Bu durum aynı zamanda Batılı emperyalist cephenin savaş hazırlığı içinde faşizmi geliştirme ve iktidara ortak etme politikasına da denk düşüyor.
Erdoğan faşizminin kalemşörlerinin Suriye’de Türkiye’nin işgalci himayeci sömürgeciliğini örtmek ve İslamcı faşizan gerici iktidarı korumak için onu hümanist kurtuluşçuluk olarak propagandası faşist demagojiyle halkı zehirlemekten başka bir şey değil elbette.
Liberallerin, Batılı emperyalistlerin Suriye’de İslamcı iktidarı liberal demokrasiye doğru yumuşatacağı propagandası da benzer zehirleyici.
Sahada askeri-siyasi karşıdevrimi yöneten Erdoğan-Bahçeli faşizmi, askeri saldırının başından başlayarak SMO çetelerini TSK desteğinde saldırıya geçirdi, Tıl Rıfat ve Mımbiç’i işgal ettti. Kobanî’ye saldırdı. HTŞ ve ÖSO’yu Deyr El Zor’a saldırttı ve fethetti. Fırat’ın doğusuna saldırmak ve 40 km derinlikte “güvenlik” bahaneli İsrailvari sömürgeci “genişleme” sağlamak, ayrıca Rojava devrimi güçlerini tasfiye etmek istiyor.
Bu bölgesel sömürgeci saldırganlık, Rojava devrimini ABD emperyalist blokuna muhtaç bırakmayla tasfiye olma tehlikesi koşullarını öne çıkarıyor.
Kuşkusuz Rojava devrimi güçleri direnecek ve devrimi savunacak. KDP’lileştirmeye karşı da direnecekler. Fakat devasa askeri güçler karşısında, manevra alanları şimdi daha zayıflamış olarak.

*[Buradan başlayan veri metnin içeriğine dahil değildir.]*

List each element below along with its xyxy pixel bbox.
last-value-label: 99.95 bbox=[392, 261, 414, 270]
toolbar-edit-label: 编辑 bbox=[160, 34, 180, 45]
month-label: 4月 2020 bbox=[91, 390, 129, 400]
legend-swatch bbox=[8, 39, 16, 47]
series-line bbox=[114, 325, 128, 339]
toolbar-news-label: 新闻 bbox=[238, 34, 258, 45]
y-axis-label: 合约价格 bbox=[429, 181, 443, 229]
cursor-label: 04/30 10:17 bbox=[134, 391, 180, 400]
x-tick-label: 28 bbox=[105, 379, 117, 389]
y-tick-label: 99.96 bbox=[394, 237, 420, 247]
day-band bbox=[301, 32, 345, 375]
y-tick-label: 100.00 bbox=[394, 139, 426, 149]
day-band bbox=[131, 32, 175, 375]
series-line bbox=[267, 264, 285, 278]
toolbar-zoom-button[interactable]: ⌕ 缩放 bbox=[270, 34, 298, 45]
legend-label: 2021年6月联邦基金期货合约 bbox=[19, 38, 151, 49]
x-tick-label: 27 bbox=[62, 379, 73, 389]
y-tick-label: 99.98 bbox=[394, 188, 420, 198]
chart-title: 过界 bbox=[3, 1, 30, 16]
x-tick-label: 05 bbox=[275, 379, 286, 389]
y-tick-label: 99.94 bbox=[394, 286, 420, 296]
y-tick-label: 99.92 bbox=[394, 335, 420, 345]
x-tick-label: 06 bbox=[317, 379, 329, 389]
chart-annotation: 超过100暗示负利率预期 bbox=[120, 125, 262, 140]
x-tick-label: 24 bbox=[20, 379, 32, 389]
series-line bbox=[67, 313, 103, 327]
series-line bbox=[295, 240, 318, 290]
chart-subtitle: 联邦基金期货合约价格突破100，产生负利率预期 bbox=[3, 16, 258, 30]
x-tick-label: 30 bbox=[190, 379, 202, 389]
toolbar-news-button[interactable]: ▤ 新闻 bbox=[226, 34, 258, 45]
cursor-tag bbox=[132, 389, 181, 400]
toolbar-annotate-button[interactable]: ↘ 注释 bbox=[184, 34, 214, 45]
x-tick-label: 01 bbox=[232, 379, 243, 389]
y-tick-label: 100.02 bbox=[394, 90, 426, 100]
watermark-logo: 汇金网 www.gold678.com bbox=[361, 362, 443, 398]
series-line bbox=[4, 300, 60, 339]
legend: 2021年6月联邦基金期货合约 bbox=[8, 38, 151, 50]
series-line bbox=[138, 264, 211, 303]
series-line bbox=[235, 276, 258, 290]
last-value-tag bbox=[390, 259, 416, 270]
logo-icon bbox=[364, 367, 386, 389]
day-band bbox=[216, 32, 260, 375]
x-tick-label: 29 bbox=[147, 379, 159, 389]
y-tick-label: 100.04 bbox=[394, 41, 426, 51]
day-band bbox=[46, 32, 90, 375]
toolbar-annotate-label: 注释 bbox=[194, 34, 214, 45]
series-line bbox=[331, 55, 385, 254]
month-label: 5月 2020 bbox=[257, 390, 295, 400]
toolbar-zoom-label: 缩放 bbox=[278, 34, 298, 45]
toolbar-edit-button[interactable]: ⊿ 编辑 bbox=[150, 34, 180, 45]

Yanısıra Türkiye ve bölgede Batılı emperyalist-siyonist İsrail blokunun savaşla yeniden pekiştireceği hakimiyetine karşı da, bölge gerici devletlerinin işgalci hakimiyet ve rekabetine karşı da, Rojava devrim güçleriyle kolkola işçi sınıfı ve halkların mücadelesini gerileyen koşullarda yeniden geliştirmek güncel devrimci sorumluluktur.